A mesure que le temps s'écoulait, nous rapporte Nicolas Brian-Chanonov,
Tourgueniev devenait de plus en plus enthousiaste vis-à-vis de Guerre et Paix de son illustre confrère. Il lui arriva même de faire montre d'un lyrisme presque trop appuyé envers l'oeuvre. Un jour, c'était en 1880, devant quelques amis rassemblés dans le salon de sa maison de campagne de Spassloié,
Tourgueniev lut, avec cet art qui lui était propre, la page du roman de Tolstoï dans laquelle le défilé devant le général Bagration de deux bataillons du 6e Chasseurs allait à l'attaque de l'ennemi :
"Ils n'étaient pas encore arrivés à la hauteur de Bagration et cependant on entendait déjà le pas lourd et scandé d'une grande masse de gens s'avançant comme un seul homme."

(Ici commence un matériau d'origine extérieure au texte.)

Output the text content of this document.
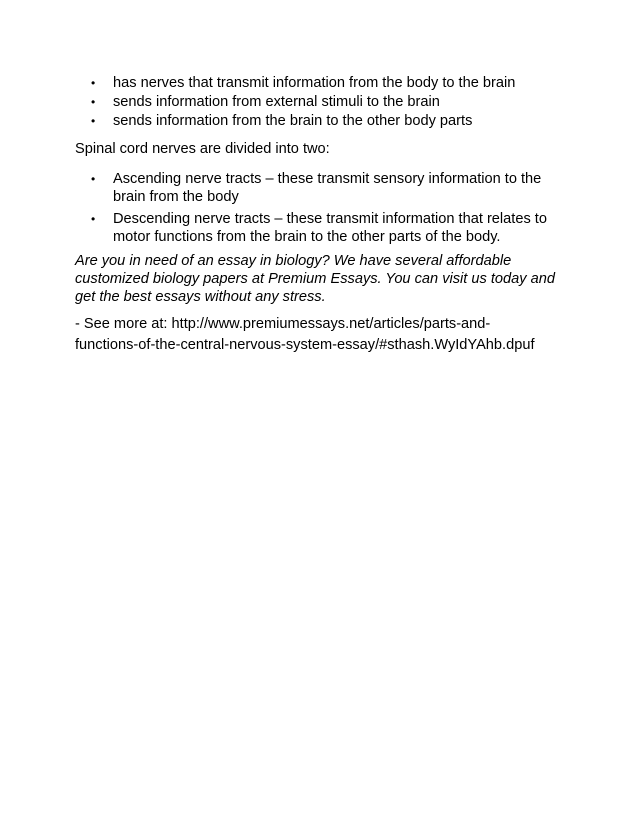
• has nerves that transmit information from the body to the brain
• sends information from external stimuli to the brain
• sends information from the brain to the other body parts

Spinal cord nerves are divided into two:

• Ascending nerve tracts – these transmit sensory information to the brain from the body
• Descending nerve tracts – these transmit information that relates to motor functions from the brain to the other parts of the body.

Are you in need of an essay in biology? We have several affordable customized biology papers at Premium Essays. You can visit us today and get the best essays without any stress.

- See more at: http://www.premiumessays.net/articles/parts-and-
functions-of-the-central-nervous-system-essay/#sthash.WyIdYAhb.dpuf
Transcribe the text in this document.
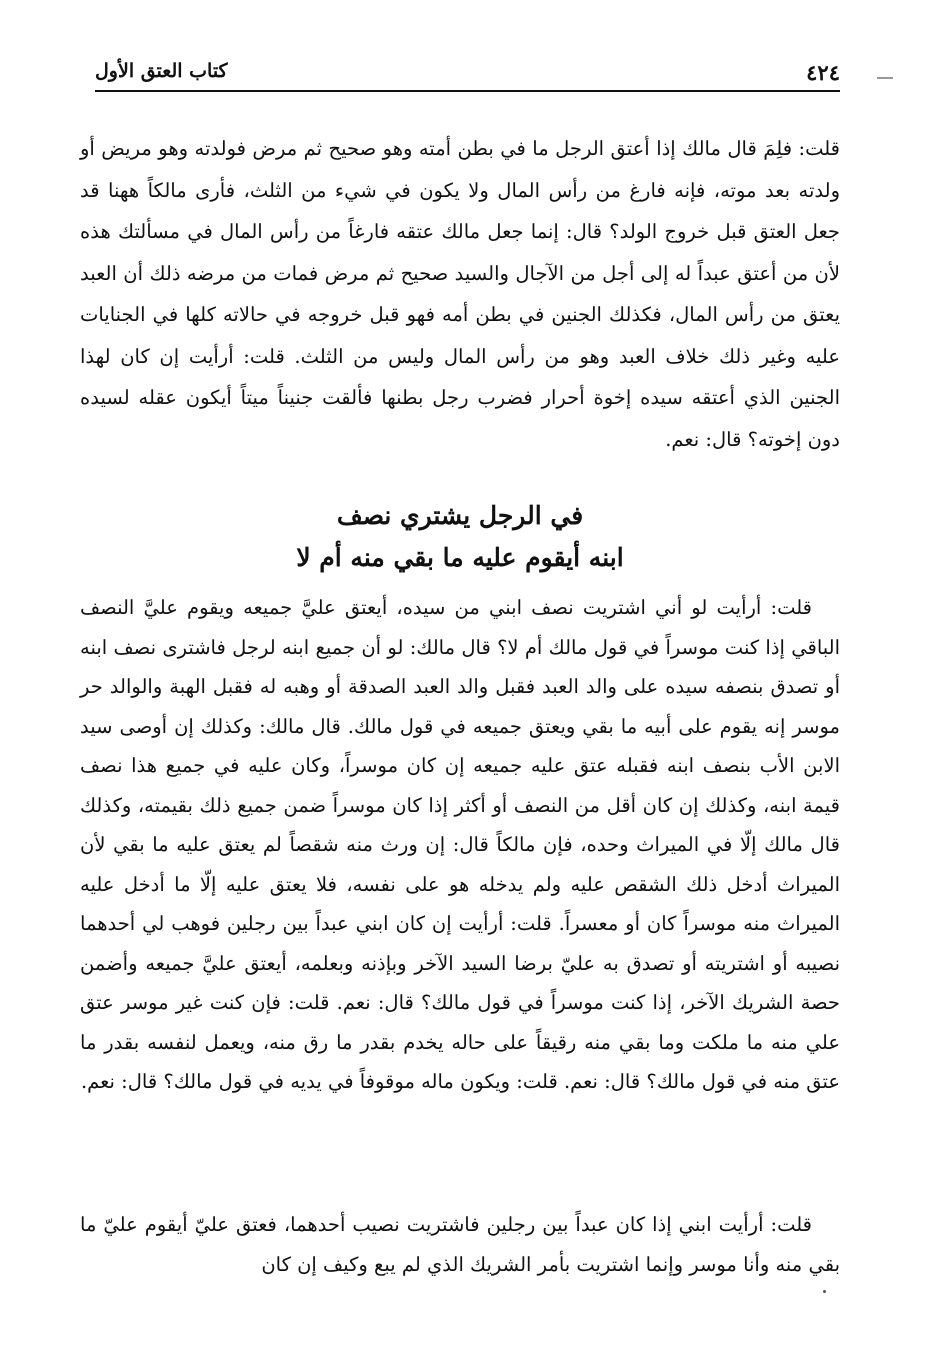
كتاب العتق الأول	٤٢٤
قلت: فلِمَ قال مالك إذا أعتق الرجل ما في بطن أمته وهو صحيح ثم مرض فولدته وهو مريض أو ولدته بعد موته، فإنه فارغ من رأس المال ولا يكون في شيء من الثلث، فأرى مالكاً ههنا قد جعل العتق قبل خروج الولد؟ قال: إنما جعل مالك عتقه فارغاً من رأس المال في مسألتك هذه لأن من أعتق عبداً له إلى أجل من الآجال والسيد صحيح ثم مرض فمات من مرضه ذلك أن العبد يعتق من رأس المال، فكذلك الجنين في بطن أمه فهو قبل خروجه في حالاته كلها في الجنايات عليه وغير ذلك خلاف العبد وهو من رأس المال وليس من الثلث. قلت: أرأيت إن كان لهذا الجنين الذي أعتقه سيده إخوة أحرار فضرب رجل بطنها فألقت جنيناً ميتاً أيكون عقله لسيده دون إخوته؟ قال: نعم.
في الرجل يشتري نصف
ابنه أيقوم عليه ما بقي منه أم لا
قلت: أرأيت لو أني اشتريت نصف ابني من سيده، أيعتق عليَّ جميعه ويقوم عليَّ النصف الباقي إذا كنت موسراً في قول مالك أم لا؟ قال مالك: لو أن جميع ابنه لرجل فاشترى نصف ابنه أو تصدق بنصفه سيده على والد العبد فقبل والد العبد الصدقة أو وهبه له فقبل الهبة والوالد حر موسر إنه يقوم على أبيه ما بقي ويعتق جميعه في قول مالك. قال مالك: وكذلك إن أوصى سيد الابن الأب بنصف ابنه فقبله عتق عليه جميعه إن كان موسراً، وكان عليه في جميع هذا نصف قيمة ابنه، وكذلك إن كان أقل من النصف أو أكثر إذا كان موسراً ضمن جميع ذلك بقيمته، وكذلك قال مالك إلّا في الميراث وحده، فإن مالكاً قال: إن ورث منه شقصاً لم يعتق عليه ما بقي لأن الميراث أدخل ذلك الشقص عليه ولم يدخله هو على نفسه، فلا يعتق عليه إلّا ما أدخل عليه الميراث منه موسراً كان أو معسراً. قلت: أرأيت إن كان ابني عبداً بين رجلين فوهب لي أحدهما نصيبه أو اشتريته أو تصدق به عليّ برضا السيد الآخر وبإذنه وبعلمه، أيعتق عليَّ جميعه وأضمن حصة الشريك الآخر، إذا كنت موسراً في قول مالك؟ قال: نعم. قلت: فإن كنت غير موسر عتق علي منه ما ملكت وما بقي منه رقيقاً على حاله يخدم بقدر ما رق منه، ويعمل لنفسه بقدر ما عتق منه في قول مالك؟ قال: نعم. قلت: ويكون ماله موقوفاً في يديه في قول مالك؟ قال: نعم.
قلت: أرأيت ابني إذا كان عبداً بين رجلين فاشتريت نصيب أحدهما، فعتق عليّ أيقوم عليّ ما بقي منه وأنا موسر وإنما اشتريت بأمر الشريك الذي لم يبع وكيف إن كان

Tourguenief lut jusqu'au bout ce chapitre et dit, en posant le livre sur la table ; " Je ne connais rien de plus parfait, au point de vue descriptif dans aucune autre littérature que ce chapitre. Ca, c'est une description, voilà comment il faut décrire.
Tout le monde fut du son avis. Mais Tourguenief continuait encore à s'extasier sur les pages qu'il venait de lire..
L'éloge de Tourguenief ne fut pas mince parce qu'on ne peut pas dire que Tolstoï soit versé dans la description comme un
Flaubert par exemple. Il décrit toujours un point particulier plus qu'un autre qui va donner la mesure, la tonalité ou l'éclairage complet de l'endroit ou de ce qui s'y passe du point de vue le plus évocateur possible, de l'oeil furtif presqu'animal qui est le sien en fait. C'est bien de son monde qu'il s'agit ! Aller à l'essentiel sans fioritures. Les choses accessoires ne seront dites que si elles ont un intérêt pour la suite. Je pense aux bottes percées du Serviteur dans Maître et serviteur .. Il m'étonnerait qu'on retrouve un propos annexe chez Tolstoï pour ce qu'il est. C'est à la fois imagé et synthétiste, parfois symbolique mais plus poétique.